Her illustrations of her parents’ final moments (less than a year apart) were difficult to get through, not for lack of literary finesse; her vivid descriptions caused me to linger inside my own memories of watching for my grandfather’s final breath, “the intake coming after a long period when nothing happened and it seemed his lungs would never fill again. Then – one more breath – followed by that no-man’s land of breath and no-breath.” Capturing the dance inside that liminal space between life and death for both the departing and the observers at once.
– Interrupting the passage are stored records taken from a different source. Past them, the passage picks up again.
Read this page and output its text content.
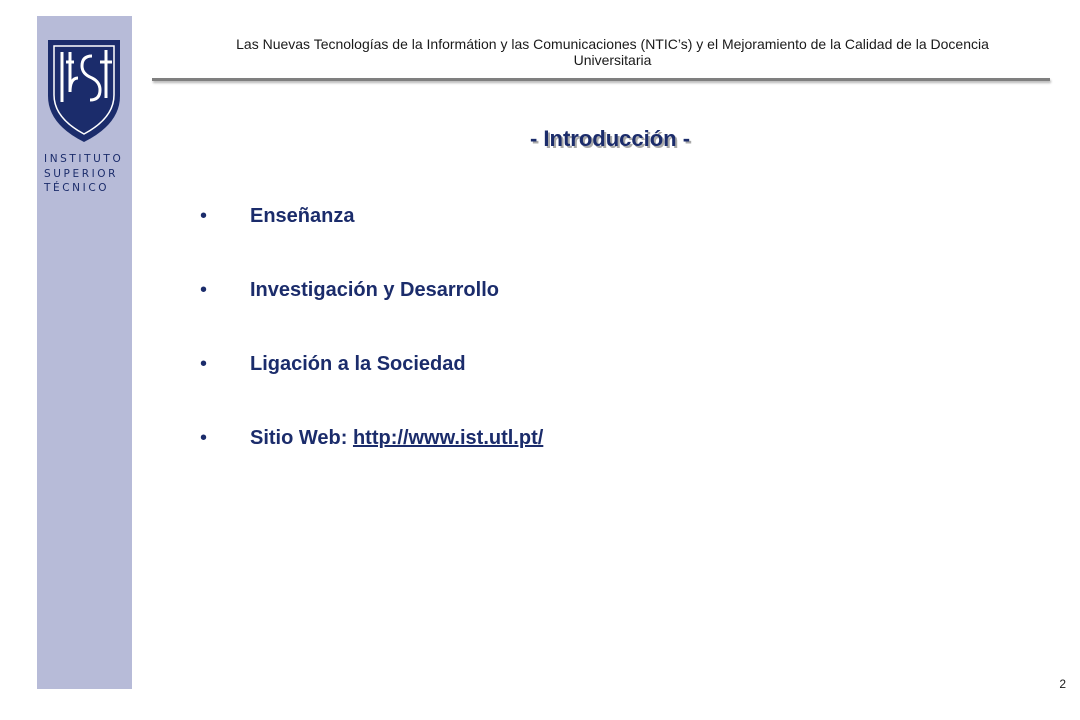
INSTITUTO
SUPERIOR
TÉCNICO
Las Nuevas Tecnologías de la Informátion y las Comunicaciones (NTIC’s) y el Mejoramiento de la Calidad de la Docencia
Universitaria
- Introducción -
• Enseñanza
• Investigación y Desarrollo
• Ligación a la Sociedad
• Sitio Web: http://www.ist.utl.pt/
2
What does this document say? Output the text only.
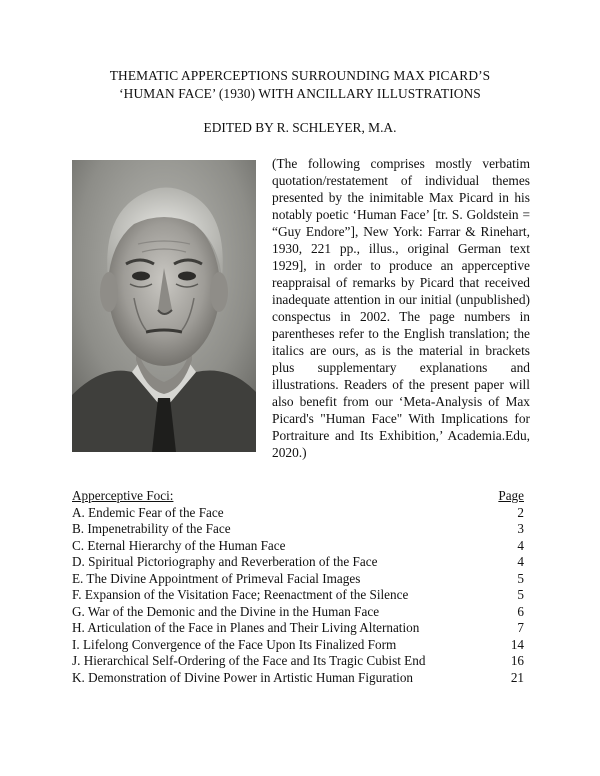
THEMATIC APPERCEPTIONS SURROUNDING MAX PICARD’S
‘HUMAN FACE’ (1930) WITH ANCILLARY ILLUSTRATIONS
EDITED BY R. SCHLEYER, M.A.

(The following comprises mostly verbatim quotation/restatement of individual themes presented by the inimitable Max Picard in his notably poetic ‘Human Face’ [tr. S. Goldstein = “Guy Endore”], New York: Farrar & Rinehart, 1930, 221 pp., illus., original German text 1929], in order to produce an apperceptive reappraisal of remarks by Picard that received inadequate attention in our initial (unpublished) conspectus in 2002. The page numbers in parentheses refer to the English translation; the italics are ours, as is the material in brackets plus supplementary explanations and illustrations. Readers of the present paper will also benefit from our ‘Meta-Analysis of Max Picard's "Human Face" With Implications for Portraiture and Its Exhibition,’ Academia.Edu, 2020.)

Apperceptive Foci:	Page
A. Endemic Fear of the Face	2
B. Impenetrability of the Face	3
C. Eternal Hierarchy of the Human Face	4
D. Spiritual Pictoriography and Reverberation of the Face	4
E. The Divine Appointment of Primeval Facial Images	5
F. Expansion of the Visitation Face; Reenactment of the Silence	5
G. War of the Demonic and the Divine in the Human Face	6
H. Articulation of the Face in Planes and Their Living Alternation	7
I. Lifelong Convergence of the Face Upon Its Finalized Form	14
J. Hierarchical Self-Ordering of the Face and Its Tragic Cubist End	16
K. Demonstration of Divine Power in Artistic Human Figuration	21
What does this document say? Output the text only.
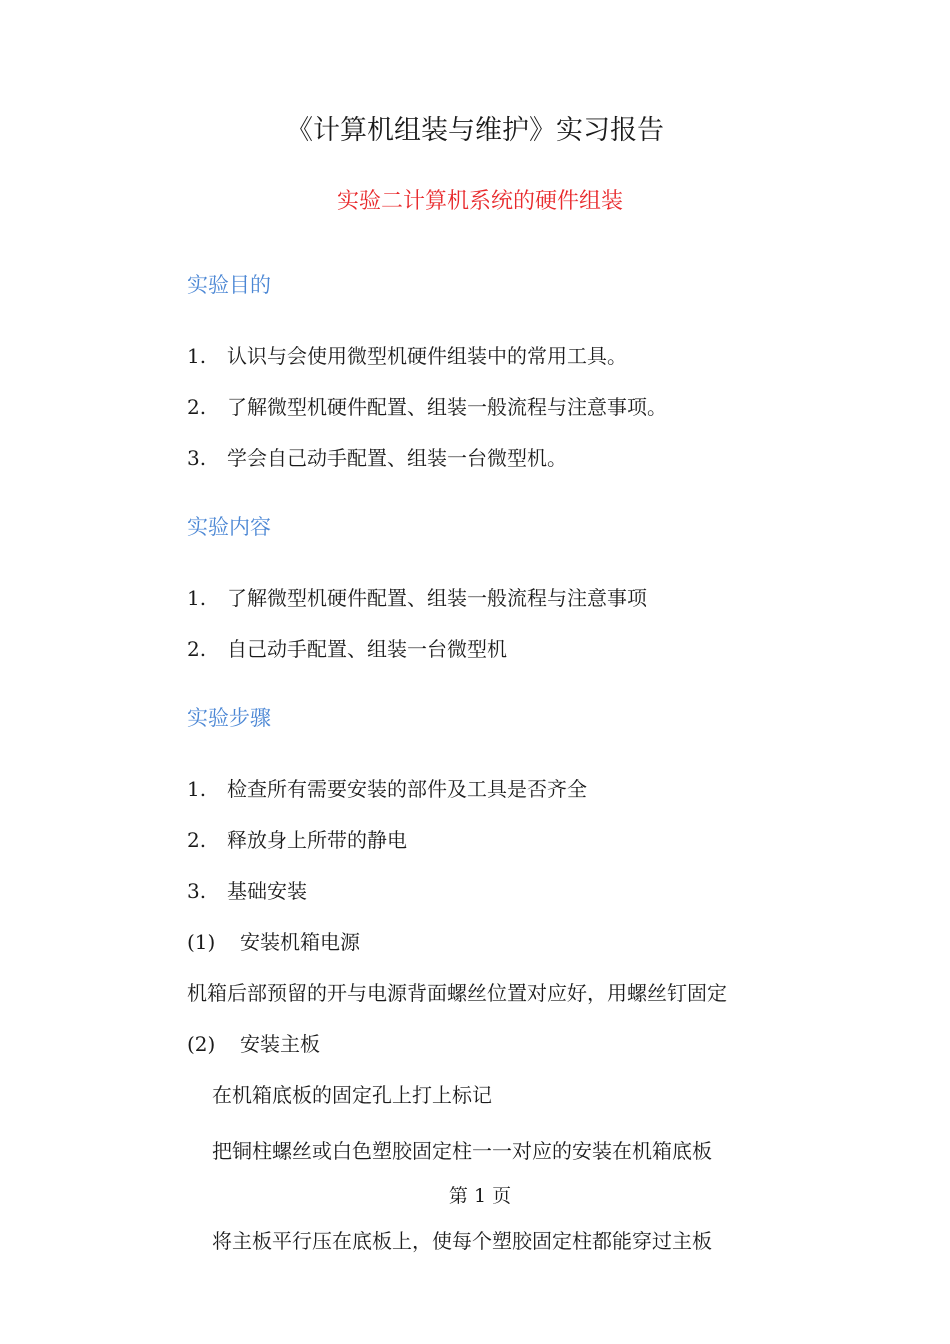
《计算机组装与维护》实习报告
实验二计算机系统的硬件组装
实验目的
1. 认识与会使用微型机硬件组装中的常用工具。
2. 了解微型机硬件配置、组装一般流程与注意事项。
3. 学会自己动手配置、组装一台微型机。
实验内容
1. 了解微型机硬件配置、组装一般流程与注意事项
2. 自己动手配置、组装一台微型机
实验步骤
1. 检查所有需要安装的部件及工具是否齐全
2. 释放身上所带的静电
3. 基础安装
(1) 安装机箱电源
机箱后部预留的开与电源背面螺丝位置对应好，用螺丝钉固定
(2) 安装主板
在机箱底板的固定孔上打上标记
把铜柱螺丝或白色塑胶固定柱一一对应的安装在机箱底板
第 1 页
将主板平行压在底板上，使每个塑胶固定柱都能穿过主板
A grippingly honest attempt to grapple with the traces parents leave within their children.
Kallee Lins
Pepper’s words so fully inhabit her childhood memories that I found myself wanting to skip ahead to the part of her story when dance becomes the central object, an anticipated relief from the complicated but often clearly painful exchanges between parent and child. Vignettes set inside the Graham-based modern dance classes of Linda Rabin, or the athletic choreographic experiments of Paula Ross, sparkle with all the energy and inspiration that was so abundant during Canada’s dance boom in the 1970s.
Descriptions of watching dance, “making that imaginative leap across the footlights into a heightened artistic reality,” felt all too sparse, but I will concede that this is appropriate. Fully immersing herself in dance became an escape from the challenges of early family life and its echoes into adulthood, and it becomes a precious escape for the reader as well.
The culmination of Pepper’s story is one in which her self-actualization entwines with her maturing dance criticism practice. After a handful of years in England, Pepper returned to Vancouver as a single mother, determined not to repeat the same patterns of emotional unavailability she witnessed in her childhood. In this period, she began her inaugural column for Dance International magazine, entrenching her status as a dance expert in Vancouver, across the country and beyond.
Flashing forward to 2011, Pepper describes herself sitting in the Queen Elizabeth Theatre watching a Ballet BC mixed program featuring the Finnish choreographer Jorma Elo and set to Sibelius, her father’s preferred composer (whom he often appreciated alongside a glass of whiskey). Here we witness Susan Ann Kaija colliding with Kaija Pepper, life and art merging into a unified whole.